Preciso de um advogado para isso?
Para verificar se há seguro, reunir a documentação das dívidas do falecido e entender o limite das forças da herança, não necessariamente. Mas é importante que ninguém da família assine reconhecimento de dívida ou acordo com o banco antes de saber o que a herança comporta, porque a assinatura pode transformar uma dívida limitada à herança em uma dívida pessoal.
A resposta é sim, e sem alternativa, no inventário e na execução. Habilitar ou impugnar créditos, separar a meação, alegar a impenhorabilidade da casa, contestar a penhora no rosto dos autos, discutir a renúncia e defender o herdeiro na execução são atos privativos de advogado (art. 103 do CPC), e o inventário já exige advogado por si.
O que faço nesses casos: identifico a direção da dívida, confiro seguros, separo meação e herança, calculo o que a herança comporta e negocio com o banco a partir desse número, protegendo o que a lei protege e evitando que a família assuma o que não deve.
Perguntas frequentes
Se meu pai morreu com dívidas, eu tenho que pagar?
Não com o seu patrimônio. A herança responde pelas dívidas do falecido até o limite dos bens deixados (art. 1.997 do Código Civil). Se as dívidas superam os bens, o que falta não é cobrado dos herdeiros.
O banco pode penhorar a minha parte na herança por dívida minha?
Pode. O quinhão hereditário é bem do herdeiro desde a morte e pode ser penhorado no rosto dos autos do inventário (art. 860 do CPC), sendo entregue ao credor na partilha.
Posso renunciar à herança para não pagar meus credores?
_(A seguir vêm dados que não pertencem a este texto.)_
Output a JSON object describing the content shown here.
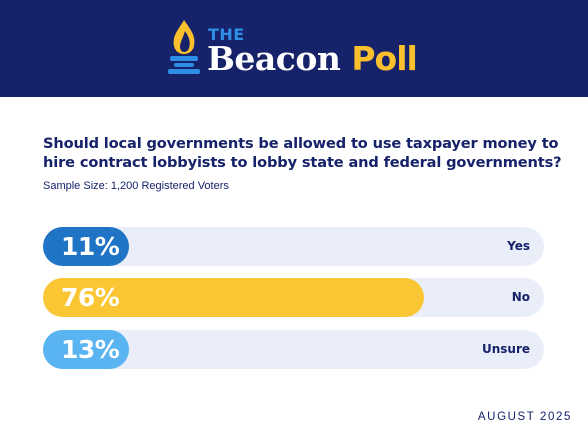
{
  "header": {
    "logo_the": "THE",
    "logo_beacon": "Beacon",
    "logo_poll": "Poll",
    "icon": "torch-icon",
    "background": "#16226a"
  },
  "question": "Should local governments be allowed to use taxpayer money to hire contract lobbyists to lobby state and federal governments?",
  "sample_size": "Sample Size: 1,200 Registered Voters",
  "footer_date": "AUGUST 2025",
  "chart_data": {
    "type": "bar",
    "orientation": "horizontal",
    "categories": [
      "Yes",
      "No",
      "Unsure"
    ],
    "values": [
      11,
      76,
      13
    ],
    "value_labels": [
      "11%",
      "76%",
      "13%"
    ],
    "colors": [
      "#1f74c6",
      "#fbc633",
      "#5ab4f2"
    ],
    "xlim": [
      0,
      100
    ],
    "track_color": "#e9eef8"
  }
}
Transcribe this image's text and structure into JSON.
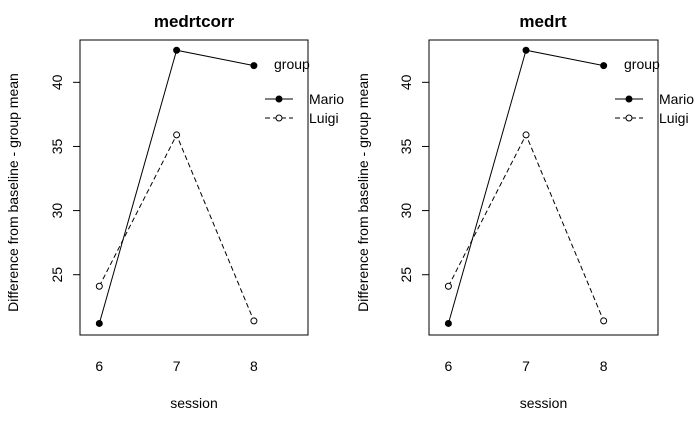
{
  "chart_data": [
    {
      "type": "line",
      "title": "medrtcorr",
      "xlabel": "session",
      "ylabel": "Difference from baseline - group mean",
      "x": [
        6,
        7,
        8
      ],
      "xlim": [
        5.75,
        8.7
      ],
      "ylim": [
        20.3,
        43.3
      ],
      "yticks": [
        25,
        30,
        35,
        40
      ],
      "legend": {
        "title": "group",
        "placement": "top-right",
        "entries": [
          "Mario",
          "Luigi"
        ]
      },
      "series": [
        {
          "name": "Mario",
          "values": [
            21.2,
            42.5,
            41.3
          ],
          "line": "solid",
          "marker": "filled-circle"
        },
        {
          "name": "Luigi",
          "values": [
            24.1,
            35.9,
            21.4
          ],
          "line": "dashed",
          "marker": "open-circle"
        }
      ]
    },
    {
      "type": "line",
      "title": "medrt",
      "xlabel": "session",
      "ylabel": "Difference from baseline - group mean",
      "x": [
        6,
        7,
        8
      ],
      "xlim": [
        5.75,
        8.7
      ],
      "ylim": [
        20.3,
        43.3
      ],
      "yticks": [
        25,
        30,
        35,
        40
      ],
      "legend": {
        "title": "group",
        "placement": "top-right",
        "entries": [
          "Mario",
          "Luigi"
        ]
      },
      "series": [
        {
          "name": "Mario",
          "values": [
            21.2,
            42.5,
            41.3
          ],
          "line": "solid",
          "marker": "filled-circle"
        },
        {
          "name": "Luigi",
          "values": [
            24.1,
            35.9,
            21.4
          ],
          "line": "dashed",
          "marker": "open-circle"
        }
      ]
    }
  ]
}
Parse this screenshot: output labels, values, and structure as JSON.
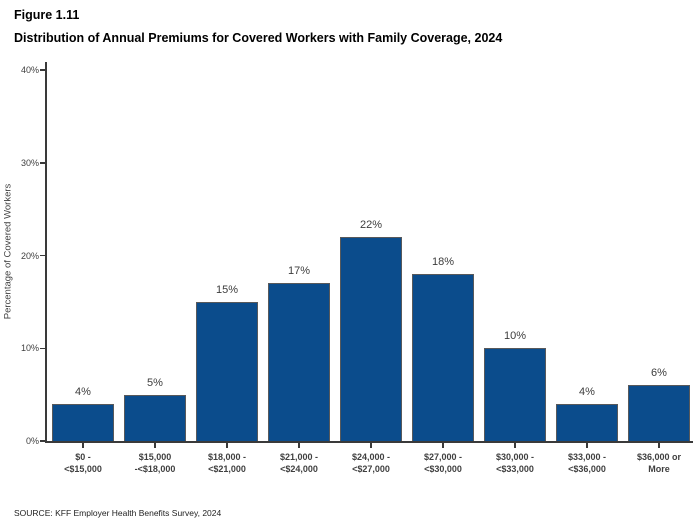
{
  "header": {
    "figure_label": "Figure 1.11",
    "title": "Distribution of Annual Premiums for Covered Workers with Family Coverage, 2024"
  },
  "source": "SOURCE: KFF Employer Health Benefits Survey, 2024",
  "colors": {
    "bar_fill": "#0B4C8C",
    "bar_stroke": "#58595B",
    "axis": "#3a3a3a",
    "label_text": "#404040"
  },
  "chart_data": {
    "type": "bar",
    "title": "Distribution of Annual Premiums for Covered Workers with Family Coverage, 2024",
    "categories": [
      [
        "$0 -",
        "<$15,000"
      ],
      [
        "$15,000",
        "-<$18,000"
      ],
      [
        "$18,000 -",
        "<$21,000"
      ],
      [
        "$21,000 -",
        "<$24,000"
      ],
      [
        "$24,000 -",
        "<$27,000"
      ],
      [
        "$27,000 -",
        "<$30,000"
      ],
      [
        "$30,000 -",
        "<$33,000"
      ],
      [
        "$33,000 -",
        "<$36,000"
      ],
      [
        "$36,000 or",
        "More"
      ]
    ],
    "values": [
      4,
      5,
      15,
      17,
      22,
      18,
      10,
      4,
      6
    ],
    "value_labels": [
      "4%",
      "5%",
      "15%",
      "17%",
      "22%",
      "18%",
      "10%",
      "4%",
      "6%"
    ],
    "xlabel": "",
    "ylabel": "Percentage of Covered Workers",
    "yticks": [
      {
        "value": 0,
        "label": "0%"
      },
      {
        "value": 10,
        "label": "10%"
      },
      {
        "value": 20,
        "label": "20%"
      },
      {
        "value": 30,
        "label": "30%"
      },
      {
        "value": 40,
        "label": "40%"
      }
    ],
    "ylim": [
      0,
      41.1
    ],
    "grid": false,
    "legend": false
  }
}
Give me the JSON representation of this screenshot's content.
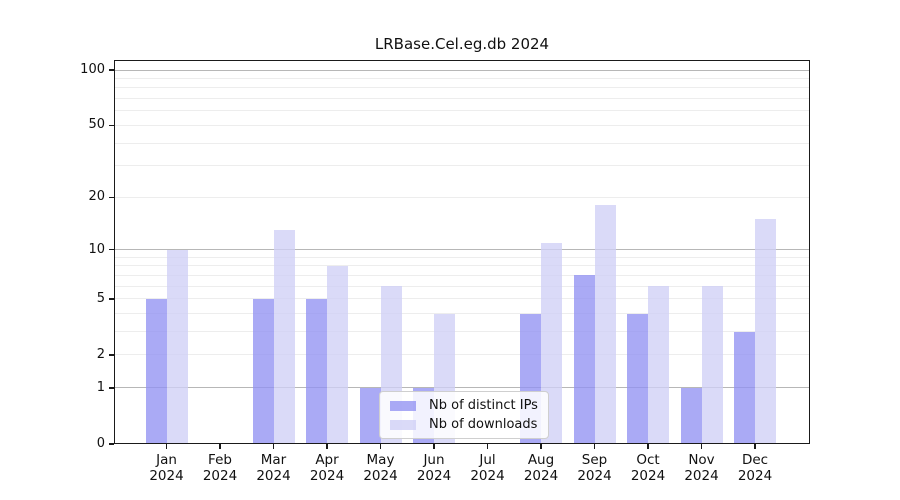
{
  "chart_data": {
    "type": "bar",
    "title": "LRBase.Cel.eg.db 2024",
    "categories": [
      "Jan",
      "Feb",
      "Mar",
      "Apr",
      "May",
      "Jun",
      "Jul",
      "Aug",
      "Sep",
      "Oct",
      "Nov",
      "Dec"
    ],
    "category_year": "2024",
    "series": [
      {
        "name": "Nb of distinct IPs",
        "color": "#aaaaf4",
        "fill": "rgba(146,146,242,0.78)",
        "values": [
          5,
          0,
          5,
          5,
          1,
          1,
          0,
          4,
          7,
          4,
          1,
          3
        ]
      },
      {
        "name": "Nb of downloads",
        "color": "#dadaf8",
        "fill": "rgba(208,208,246,0.78)",
        "values": [
          10,
          0,
          13,
          8,
          6,
          4,
          0,
          11,
          18,
          6,
          6,
          15
        ]
      }
    ],
    "xlabel": "",
    "ylabel": "",
    "y_axis": {
      "scale": "log1p",
      "ticks": [
        0,
        1,
        2,
        5,
        10,
        20,
        50,
        100
      ],
      "ylim": [
        0,
        100
      ]
    },
    "grid": {
      "major_values": [
        1,
        10,
        100
      ],
      "minor_values": [
        2,
        3,
        4,
        5,
        6,
        7,
        8,
        9,
        20,
        30,
        40,
        50,
        60,
        70,
        80,
        90
      ]
    },
    "legend": {
      "entries": [
        "Nb of distinct IPs",
        "Nb of downloads"
      ],
      "position": "lower center inside"
    }
  }
}
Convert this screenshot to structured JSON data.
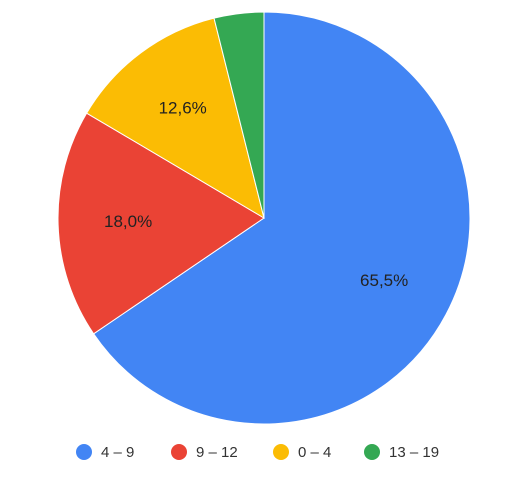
{
  "chart_data": {
    "type": "pie",
    "categories": [
      "4 – 9",
      "9 – 12",
      "0 – 4",
      "13 – 19"
    ],
    "values": [
      65.5,
      18.0,
      12.6,
      3.9
    ],
    "value_labels": [
      "65,5%",
      "18,0%",
      "12,6%",
      null
    ],
    "colors": [
      "#4285f4",
      "#ea4335",
      "#fbbc04",
      "#34a853"
    ],
    "legend": "bottom"
  }
}
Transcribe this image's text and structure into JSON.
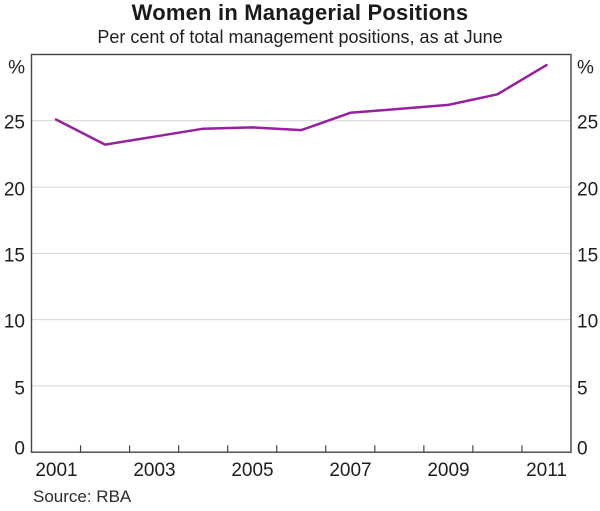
{
  "chart_data": {
    "type": "line",
    "title": "Women in Managerial Positions",
    "subtitle": "Per cent of total management positions, as at June",
    "unit_left": "%",
    "unit_right": "%",
    "x": [
      2001,
      2002,
      2003,
      2004,
      2005,
      2006,
      2007,
      2008,
      2009,
      2010,
      2011
    ],
    "series": [
      {
        "name": "Women in managerial positions",
        "values": [
          25.1,
          23.2,
          23.8,
          24.4,
          24.5,
          24.3,
          25.6,
          25.9,
          26.2,
          27.0,
          29.2
        ]
      }
    ],
    "xlim": [
      2000.5,
      2011.5
    ],
    "ylim": [
      0,
      30
    ],
    "yticks": [
      0,
      5,
      10,
      15,
      20,
      25
    ],
    "ytick_labels": [
      "0",
      "5",
      "10",
      "15",
      "20",
      "25"
    ],
    "xtick_labels": [
      "2001",
      "2003",
      "2005",
      "2007",
      "2009",
      "2011"
    ],
    "grid": "horizontal",
    "legend": "none",
    "source": "Source: RBA",
    "colors": {
      "line": "#97219c",
      "grid": "#d4d4d4",
      "axis": "#454545",
      "text": "#1e1e1e"
    }
  }
}
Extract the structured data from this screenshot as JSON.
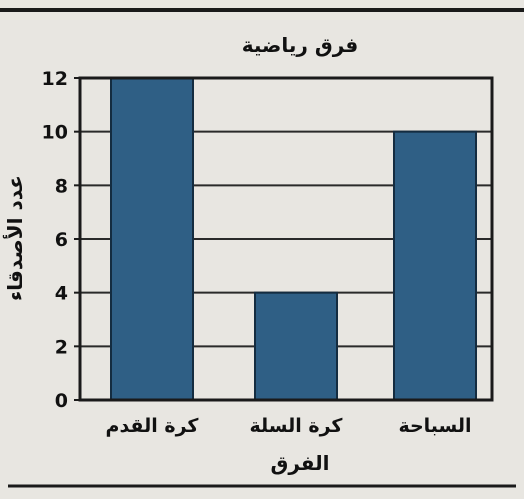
{
  "chart_data": {
    "type": "bar",
    "title": "فرق رياضية",
    "xlabel": "الفرق",
    "ylabel": "عدد الأصدقاء",
    "categories": [
      "كرة القدم",
      "كرة السلة",
      "السباحة"
    ],
    "values": [
      12,
      4,
      10
    ],
    "ylim": [
      0,
      12
    ],
    "yticks": [
      0,
      2,
      4,
      6,
      8,
      10,
      12
    ],
    "grid": true,
    "bar_color": "#2f5f85",
    "legend": "none"
  }
}
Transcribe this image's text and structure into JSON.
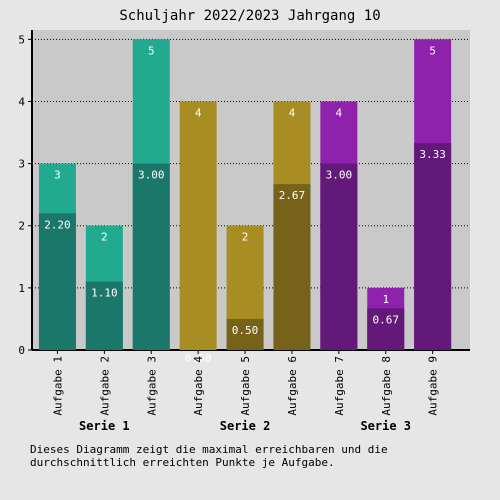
{
  "chart_data": {
    "type": "bar",
    "title": "Schuljahr 2022/2023 Jahrgang 10",
    "categories": [
      "Aufgabe 1",
      "Aufgabe 2",
      "Aufgabe 3",
      "Aufgabe 4",
      "Aufgabe 5",
      "Aufgabe 6",
      "Aufgabe 7",
      "Aufgabe 8",
      "Aufgabe 9"
    ],
    "groups": [
      {
        "name": "Serie 1",
        "categories": [
          "Aufgabe 1",
          "Aufgabe 2",
          "Aufgabe 3"
        ]
      },
      {
        "name": "Serie 2",
        "categories": [
          "Aufgabe 4",
          "Aufgabe 5",
          "Aufgabe 6"
        ]
      },
      {
        "name": "Serie 3",
        "categories": [
          "Aufgabe 7",
          "Aufgabe 8",
          "Aufgabe 9"
        ]
      }
    ],
    "series": [
      {
        "values": [
          3,
          2,
          5,
          4,
          2,
          4,
          4,
          1,
          5
        ],
        "labels": [
          "3",
          "2",
          "5",
          "4",
          "2",
          "4",
          "4",
          "1",
          "5"
        ]
      },
      {
        "values": [
          2.2,
          1.1,
          3.0,
          0.0,
          0.5,
          2.67,
          3.0,
          0.67,
          3.33
        ],
        "labels": [
          "2.20",
          "1.10",
          "3.00",
          "0.00",
          "0.50",
          "2.67",
          "3.00",
          "0.67",
          "3.33"
        ]
      }
    ],
    "ylim": [
      0,
      5.15
    ],
    "yticks": [
      0,
      1,
      2,
      3,
      4,
      5
    ],
    "grid": true,
    "colors": {
      "max": [
        "#22aa90",
        "#a88d22",
        "#8e22ad"
      ],
      "avg": [
        "#1a776a",
        "#77621a",
        "#63197a"
      ],
      "plot_bg": "#c9c9c9",
      "page_bg": "#e6e6e6"
    },
    "caption": "Dieses Diagramm zeigt die maximal erreichbaren und die durchschnittlich erreichten Punkte je Aufgabe."
  }
}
A renúncia é possível, mas os credores prejudicados podem aceitá-la em nome do renunciante até o valor da dívida (art. 1.813 do Código Civil). A renúncia com esse objetivo não protege o herdeiro.
O seguro de vida do falecido paga as dívidas dele?
Não. O seguro de vida não integra a herança e vai direto ao beneficiário (art. 794 do Código Civil), sem responder pelas dívidas do falecido. O seguro prestamista do contrato, por outro lado, quita a dívida específica a que está vinculado.